Despite 10 years of failed attempts to list spot bitcoin ETFs in the U.S., most market observers overwhelmingly expected regulatory approval this time, given BlackRock's track record of successful applications and asset manager Grayscale's court victory over the agency in August.

Now, attention turns to how much demand these investment vehicles will attract when they start trading.

While the ETFs may trade as soon as Thursday, the wider impact of the products will be seen in months, Ophelia Snyder, co-founder of crypto investment product issuer 21Shares, said in a CoinDesk interview.

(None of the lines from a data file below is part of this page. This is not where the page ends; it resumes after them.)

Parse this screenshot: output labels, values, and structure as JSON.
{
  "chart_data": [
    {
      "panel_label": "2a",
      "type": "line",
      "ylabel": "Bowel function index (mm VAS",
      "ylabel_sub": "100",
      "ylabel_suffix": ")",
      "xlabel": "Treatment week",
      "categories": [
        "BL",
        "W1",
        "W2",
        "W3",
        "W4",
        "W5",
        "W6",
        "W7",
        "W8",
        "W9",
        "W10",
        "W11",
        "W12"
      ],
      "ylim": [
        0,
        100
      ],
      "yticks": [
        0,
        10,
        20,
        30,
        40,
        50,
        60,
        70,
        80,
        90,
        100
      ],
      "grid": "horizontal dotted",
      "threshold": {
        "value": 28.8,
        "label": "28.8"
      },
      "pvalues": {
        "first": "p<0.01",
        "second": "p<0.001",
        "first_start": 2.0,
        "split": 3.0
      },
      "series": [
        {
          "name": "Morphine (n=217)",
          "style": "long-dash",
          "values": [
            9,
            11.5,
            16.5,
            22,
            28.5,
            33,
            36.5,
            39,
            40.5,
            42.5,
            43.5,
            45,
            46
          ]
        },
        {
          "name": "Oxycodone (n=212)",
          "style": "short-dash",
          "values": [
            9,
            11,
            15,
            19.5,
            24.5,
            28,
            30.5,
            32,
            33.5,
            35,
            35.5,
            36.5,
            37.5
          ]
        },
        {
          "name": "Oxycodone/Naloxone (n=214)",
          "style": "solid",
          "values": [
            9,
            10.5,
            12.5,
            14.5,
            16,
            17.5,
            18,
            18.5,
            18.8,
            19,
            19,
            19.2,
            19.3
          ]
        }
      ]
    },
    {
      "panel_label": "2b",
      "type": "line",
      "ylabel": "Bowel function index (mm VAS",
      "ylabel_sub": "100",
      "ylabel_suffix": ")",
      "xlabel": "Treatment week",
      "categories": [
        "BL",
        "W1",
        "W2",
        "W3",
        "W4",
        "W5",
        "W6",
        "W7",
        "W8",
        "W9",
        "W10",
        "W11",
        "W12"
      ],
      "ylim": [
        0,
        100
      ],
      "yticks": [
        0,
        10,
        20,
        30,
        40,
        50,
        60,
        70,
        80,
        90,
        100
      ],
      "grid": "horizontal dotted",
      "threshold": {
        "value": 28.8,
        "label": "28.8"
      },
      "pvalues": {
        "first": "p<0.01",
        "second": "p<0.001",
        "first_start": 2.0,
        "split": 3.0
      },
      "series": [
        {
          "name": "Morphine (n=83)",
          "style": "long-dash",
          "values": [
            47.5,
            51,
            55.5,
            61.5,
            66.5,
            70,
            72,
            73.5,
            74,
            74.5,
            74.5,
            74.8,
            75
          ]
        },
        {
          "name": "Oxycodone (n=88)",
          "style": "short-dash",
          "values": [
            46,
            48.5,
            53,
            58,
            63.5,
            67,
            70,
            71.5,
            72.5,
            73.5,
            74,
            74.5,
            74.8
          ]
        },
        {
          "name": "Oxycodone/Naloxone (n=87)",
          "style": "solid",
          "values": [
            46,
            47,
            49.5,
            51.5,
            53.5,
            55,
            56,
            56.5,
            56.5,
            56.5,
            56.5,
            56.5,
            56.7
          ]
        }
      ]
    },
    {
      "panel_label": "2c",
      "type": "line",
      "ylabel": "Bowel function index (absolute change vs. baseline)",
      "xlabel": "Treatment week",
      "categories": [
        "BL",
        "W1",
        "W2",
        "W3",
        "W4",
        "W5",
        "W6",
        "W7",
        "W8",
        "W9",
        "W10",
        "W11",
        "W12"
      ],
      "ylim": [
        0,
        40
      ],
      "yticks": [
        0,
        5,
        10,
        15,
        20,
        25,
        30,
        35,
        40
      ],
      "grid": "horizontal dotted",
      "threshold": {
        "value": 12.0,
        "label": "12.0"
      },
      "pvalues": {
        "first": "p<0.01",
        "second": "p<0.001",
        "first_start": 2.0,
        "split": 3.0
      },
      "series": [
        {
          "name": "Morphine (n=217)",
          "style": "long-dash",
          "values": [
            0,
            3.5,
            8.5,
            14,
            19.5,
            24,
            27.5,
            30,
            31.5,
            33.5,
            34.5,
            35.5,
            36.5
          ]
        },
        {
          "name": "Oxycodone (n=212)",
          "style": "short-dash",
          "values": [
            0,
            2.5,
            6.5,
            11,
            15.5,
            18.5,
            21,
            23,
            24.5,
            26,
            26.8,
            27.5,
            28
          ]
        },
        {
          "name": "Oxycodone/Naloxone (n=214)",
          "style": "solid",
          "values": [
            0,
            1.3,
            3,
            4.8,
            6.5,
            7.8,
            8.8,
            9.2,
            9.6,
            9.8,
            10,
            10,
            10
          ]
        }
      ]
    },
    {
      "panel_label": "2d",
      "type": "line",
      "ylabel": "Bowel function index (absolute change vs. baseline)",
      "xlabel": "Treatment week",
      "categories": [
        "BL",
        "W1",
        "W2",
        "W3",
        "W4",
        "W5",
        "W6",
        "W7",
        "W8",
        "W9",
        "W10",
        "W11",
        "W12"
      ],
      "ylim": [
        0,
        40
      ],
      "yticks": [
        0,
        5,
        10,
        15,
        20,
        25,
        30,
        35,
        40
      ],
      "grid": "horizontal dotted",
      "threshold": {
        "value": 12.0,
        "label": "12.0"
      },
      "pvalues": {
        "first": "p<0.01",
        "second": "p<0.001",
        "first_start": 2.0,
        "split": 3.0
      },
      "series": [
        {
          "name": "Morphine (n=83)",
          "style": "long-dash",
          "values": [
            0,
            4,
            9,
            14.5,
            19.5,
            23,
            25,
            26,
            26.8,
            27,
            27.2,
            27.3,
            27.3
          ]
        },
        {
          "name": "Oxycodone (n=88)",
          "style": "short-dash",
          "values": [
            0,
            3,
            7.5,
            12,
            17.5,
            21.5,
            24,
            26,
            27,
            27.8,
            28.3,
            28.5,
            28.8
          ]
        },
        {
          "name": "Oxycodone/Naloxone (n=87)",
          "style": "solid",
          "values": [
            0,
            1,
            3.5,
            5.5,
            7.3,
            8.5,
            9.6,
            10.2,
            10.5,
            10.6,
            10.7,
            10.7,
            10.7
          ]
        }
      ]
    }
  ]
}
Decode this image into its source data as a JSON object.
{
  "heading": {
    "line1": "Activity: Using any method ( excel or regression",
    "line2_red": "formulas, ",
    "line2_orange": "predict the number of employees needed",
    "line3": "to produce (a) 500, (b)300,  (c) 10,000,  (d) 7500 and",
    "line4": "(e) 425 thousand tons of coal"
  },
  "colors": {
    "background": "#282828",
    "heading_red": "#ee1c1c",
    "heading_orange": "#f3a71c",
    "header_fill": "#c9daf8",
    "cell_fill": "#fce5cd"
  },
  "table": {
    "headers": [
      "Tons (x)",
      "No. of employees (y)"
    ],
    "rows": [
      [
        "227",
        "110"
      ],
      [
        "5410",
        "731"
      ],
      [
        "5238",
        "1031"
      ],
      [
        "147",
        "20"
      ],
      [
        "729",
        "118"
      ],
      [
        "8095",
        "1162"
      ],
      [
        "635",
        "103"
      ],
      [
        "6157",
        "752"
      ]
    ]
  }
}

Read more: Bitcoin ETF Listings Will Be Quick but Money Flows Could Take Months: 21Shares Co-Founder

Bartosz Lipiński, CEO at crypto trading platform Cube.Exchange, pointed out that ether outperformed bitcoin amid the news, suggesting that altcoins will also benefit.

"It's been a while since the second-largest digital asset moved 10% in a single day, so this is rather substantial," Lipiński said in an emailed note.

"Looking forward, it would make sense to see BTC eventually resume rallying higher as supply becomes more scarce while these 11 ETFs begin to gobble up significant amounts of supply," he explained. "With bitcoin potentially becoming harder to buy, it would also make sense that other coins begin to fill the void left behind."

"ETH, solana [SOL], Polygon [MATIC], and others could greatly benefit from this desire to find additional opportunities elsewhere in the digital assets ecosystem," Lipiński added.

UPDATE (Jan. 10, 22:35 UTC): Updates BTC price action. Adds comments from analysts throughout the story.